Bond yields fell on Tuesday as the market looked to settle following a period of marked volatility.

What’s happening

  • The yield on the 2-year Treasury
    BX:TMUBMUSD02Y
    fell by 2.5 basis points to 4.899%. Yields move in the opposite direction to prices.

  • The yield on the 10-year Treasury
    BX:TMUBMUSD10Y
    retreated 5.3 basis points to 4.596%.

  • The yield on the 30-year Treasury
    BX:TMUBMUSD30Y
    dropped 4.2 basis points to 4.768%.

What’s driving markets

The Treasury market is striving to stabilize after notable volatility over the past week or so. Hopes that the Federal Reserve may have finished increasing interest rates caused the benchmark 10-year yield to drop from a cycle high around 5% to 4.5% in the space of a dozen or sessions.

However, concerns the rally in bond prices was too far too fast caused a pop back up to 4.67% on Monday. Yields are nudging lower again Tuesday, but the moves are less marked than of late.

Stephen Innes, managing partner at SPI Asset Management, postulated that the yield rebound at the start of the week may have reflected traders’ concerns that financial conditions had eased too quickly for the Fed’s liking.

“{T}he Fed could fall victim to its own success. Fed officials had been using various forums and public appearances to communicate a nuanced message to the market: the sharp increase in long-term U.S. Treasury yields that began in August could effectively replace the final rate hike indicated by the September dot plot,” said Innes in an email.

Conveying this message sparked a bond rally, leading to a reversal of the very dynamic that the Fed was trying to achieve, Innes added. “If long-term yields fell and stock prices rose, it would ease financial conditions, potentially negating the justification for skipping the final rate hike,” he said.

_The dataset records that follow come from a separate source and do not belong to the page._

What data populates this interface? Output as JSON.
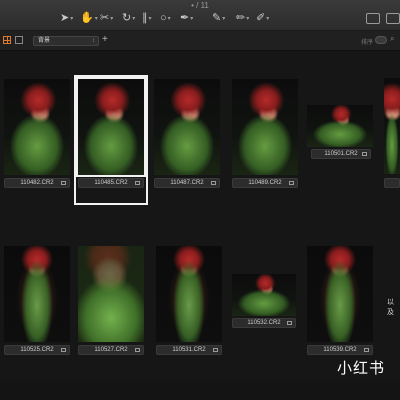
{
  "window": {
    "title": "• / 11"
  },
  "toolbar": {
    "tools": [
      {
        "name": "select-tool",
        "glyph": "➤"
      },
      {
        "name": "pan-tool",
        "glyph": "✋"
      },
      {
        "name": "crop-tool",
        "glyph": "✂"
      },
      {
        "name": "rotate-tool",
        "glyph": "↻"
      },
      {
        "name": "keystone-tool",
        "glyph": "∥"
      },
      {
        "name": "spot-tool",
        "glyph": "○"
      },
      {
        "name": "picker-tool",
        "glyph": "✒"
      },
      {
        "name": "brush-tool",
        "glyph": "✎"
      },
      {
        "name": "eraser-tool",
        "glyph": "✏"
      },
      {
        "name": "gradient-tool",
        "glyph": "✐"
      }
    ]
  },
  "browser": {
    "folder_label": "背景",
    "add_label": "+",
    "sort_label": "排序"
  },
  "thumbnails": [
    {
      "filename": "110482.CR2",
      "variant": "wide",
      "selected": false
    },
    {
      "filename": "110485.CR2",
      "variant": "wide",
      "selected": true
    },
    {
      "filename": "110487.CR2",
      "variant": "wide",
      "selected": false
    },
    {
      "filename": "110489.CR2",
      "variant": "wide",
      "selected": false
    },
    {
      "filename": "110501.CR2",
      "variant": "wide",
      "selected": false
    },
    {
      "filename": "",
      "variant": "wide",
      "selected": false
    },
    {
      "filename": "110525.CR2",
      "variant": "tall",
      "selected": false
    },
    {
      "filename": "110527.CR2",
      "variant": "close",
      "selected": false
    },
    {
      "filename": "110531.CR2",
      "variant": "tall",
      "selected": false
    },
    {
      "filename": "110532.CR2",
      "variant": "wide",
      "selected": false
    },
    {
      "filename": "110539.CR2",
      "variant": "tall",
      "selected": false
    }
  ],
  "side_text": "以及",
  "watermark": "小红书"
}
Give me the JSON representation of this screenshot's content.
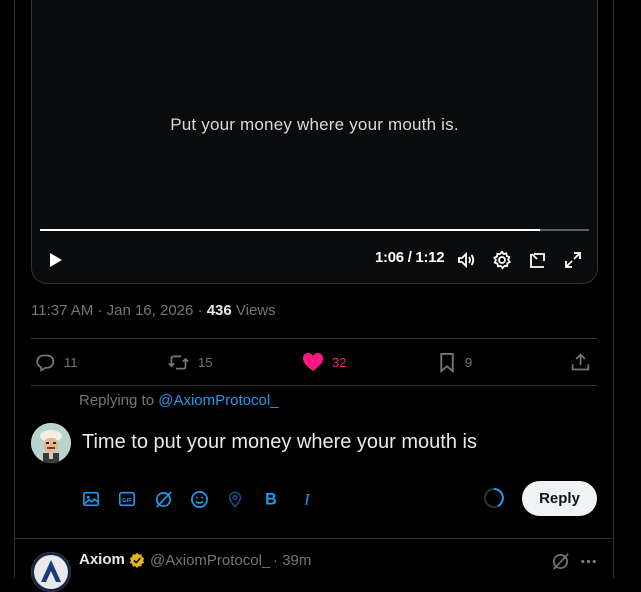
{
  "video": {
    "caption": "Put your money where your mouth is.",
    "time_display": "1:06 / 1:12",
    "progress": 0.91
  },
  "meta": {
    "time": "11:37 AM",
    "date": "Jan 16, 2026",
    "views_count": "436",
    "views_label": "Views"
  },
  "actions": {
    "replies": "11",
    "reposts": "15",
    "likes": "32",
    "bookmarks": "9"
  },
  "reply": {
    "replying_to_label": "Replying to",
    "replying_to_handle": "@AxiomProtocol_",
    "draft_text": "Time to put your money where your mouth is",
    "button_label": "Reply"
  },
  "next_tweet": {
    "name": "Axiom",
    "handle": "@AxiomProtocol_",
    "separator": "·",
    "time": "39m"
  },
  "colors": {
    "accent": "#1d9bf0",
    "like": "#f91880",
    "verified": "#e2b719",
    "muted": "#71767b"
  }
}
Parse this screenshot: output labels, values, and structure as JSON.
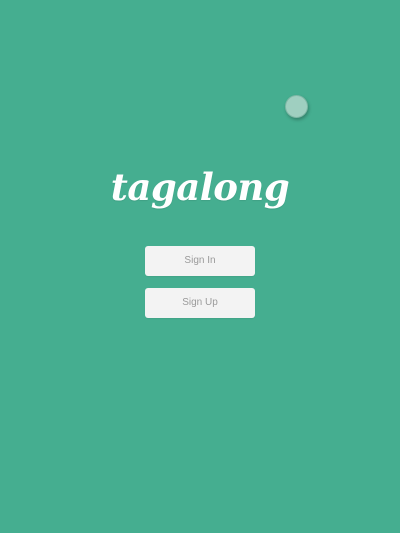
{
  "app": {
    "logo_text": "tagalong"
  },
  "actions": {
    "sign_in_label": "Sign In",
    "sign_up_label": "Sign Up"
  },
  "colors": {
    "background": "#45ae90",
    "button_bg": "#f3f3f3",
    "button_text": "#9a9a9a",
    "logo_text": "#ffffff"
  },
  "icons": {
    "touch_indicator": "touch-indicator-icon"
  }
}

A reminder for investors that central banks could readily revive rate hikes if inflation proved sticky came from Australia, where the Reserve Bank on Tuesday lifted interest rates by 25 basis points to 4.35%, its first increase since June.

Still, markets are pricing in a 90 probability that the Fed will leave interest rates unchanged at a range of 5.25% to 5.50% after its next meeting on December 13th, according to the CME FedWatch tool.

The chances of a 25 basis point rate hike to a range of 5.50 to 5.75% at the subsequent meeting at the end of January is priced at 15%. The central bank is not expected to take its Fed funds rate target back down to around 5% until July 2024, according to 30-day Fed Funds futures.

U.S. economic updates set for release on Tuesday include the trade deficit for September, due at 8:30 a.m. Eastern, and consumer credit for September at 3 p.m.

A number of Fed officials are due to speak throughout the day, including Vice Chair for Supervision Michael Barr discussing FinTech at 9:15 a.m., Governor Christopher Waller talking about the value of economic data at 11 a.m., and President of the New York Fed John Williams addressing the Economic Club of New York at noon.

The Treasury will auction $48 billion of 3-year notes at 1 p.m. Eastern.